The Adventures of Poor Frank, Part CLIV: The Archie Squeeze
By Ray Adams
The winner at the local duplicate just the other night depended on how Poor Frank did against Lucky Archie on the last board.
Lucky Archie was partnered with Queenie Hartz, a player who advocated opening weak notrumps when not vulnerable against vulnerable opponents. This explains Lucky Archie’s opening bid. Poor Frank’s double showed equal value and he was soon propelled to 6NT by his partner. Lucky Archie doubled, expecting to take two diamond tricks. Unfortunately for the Lucky One, his partner led the ten of clubs, giving Poor Frank a fighting chance.
The opening weak notrump told declarer where every one of the missing points were, so all Poor Frank had to do was exploit this knowledge. He won the opening lead perforce in dummy and tested spades, finding they were splitting. He left the high ten of spades in his hand. Next he tested hearts, finding that they, too, were running. Lucky Archie had to find three discards on the hearts. He chose two diamonds and one club. Poor Frank also let go of two diamonds and a club.
At this point, Poor Frank led a spade from dummy. Lucky Archie had to toss a club or the king of diamonds. After some thought, he chose the high diamond. Poor Frank won his spade and now knew he could endplay the Lucky One with a diamond. He led his last diamond, Lucky Archie won his ace and exited a small club. But Poor Frank simply inserted his jack, and when that held, he claimed. Readers can see that, if Lucky Archie had tossed a club instead, declarer would have cashed the king and jack of clubs and conceded the last trick.

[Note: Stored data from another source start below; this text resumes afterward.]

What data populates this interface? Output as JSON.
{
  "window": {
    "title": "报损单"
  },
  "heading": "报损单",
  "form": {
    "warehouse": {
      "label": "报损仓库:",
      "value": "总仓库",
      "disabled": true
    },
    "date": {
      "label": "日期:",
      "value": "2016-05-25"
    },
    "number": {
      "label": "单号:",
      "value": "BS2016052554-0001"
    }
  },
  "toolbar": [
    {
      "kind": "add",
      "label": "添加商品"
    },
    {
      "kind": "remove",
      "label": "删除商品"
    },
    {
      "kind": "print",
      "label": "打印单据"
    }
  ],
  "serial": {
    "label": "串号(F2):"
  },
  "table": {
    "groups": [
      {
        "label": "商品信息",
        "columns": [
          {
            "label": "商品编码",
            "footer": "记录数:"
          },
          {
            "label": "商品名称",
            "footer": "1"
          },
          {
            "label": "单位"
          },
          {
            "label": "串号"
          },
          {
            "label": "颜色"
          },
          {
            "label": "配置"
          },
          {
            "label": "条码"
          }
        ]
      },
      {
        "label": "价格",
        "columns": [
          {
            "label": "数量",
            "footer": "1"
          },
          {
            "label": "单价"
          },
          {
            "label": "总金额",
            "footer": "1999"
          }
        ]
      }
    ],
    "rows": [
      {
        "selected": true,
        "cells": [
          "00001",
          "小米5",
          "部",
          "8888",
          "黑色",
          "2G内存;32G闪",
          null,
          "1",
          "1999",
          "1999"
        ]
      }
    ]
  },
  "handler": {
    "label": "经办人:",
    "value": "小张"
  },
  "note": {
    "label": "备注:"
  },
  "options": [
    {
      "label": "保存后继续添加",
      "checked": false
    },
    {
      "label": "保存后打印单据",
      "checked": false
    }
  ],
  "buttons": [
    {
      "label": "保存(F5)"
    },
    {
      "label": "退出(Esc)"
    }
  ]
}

Either way, this was a top board for Poor Frank and allowed him to win that evening’s laurels.
Later, when he discussed the hands with Janet, he said, “That was a highly unusual squeeze. It was sort of a combination of a squeeze and an endplay. I guess I could call it an Archie Squeeze.”
“Good name, darling,” Janet said, “but how about a Janet Squeeze for you?” And she put her arms around him and gave him a big hug.
“Much better than an Archie Squeeze,” Poor Frank said.
Poor Frank, Lucky Archie and Janet would like to thank Ralph Jungwirth of Modesto CA for showing them this interesting hand.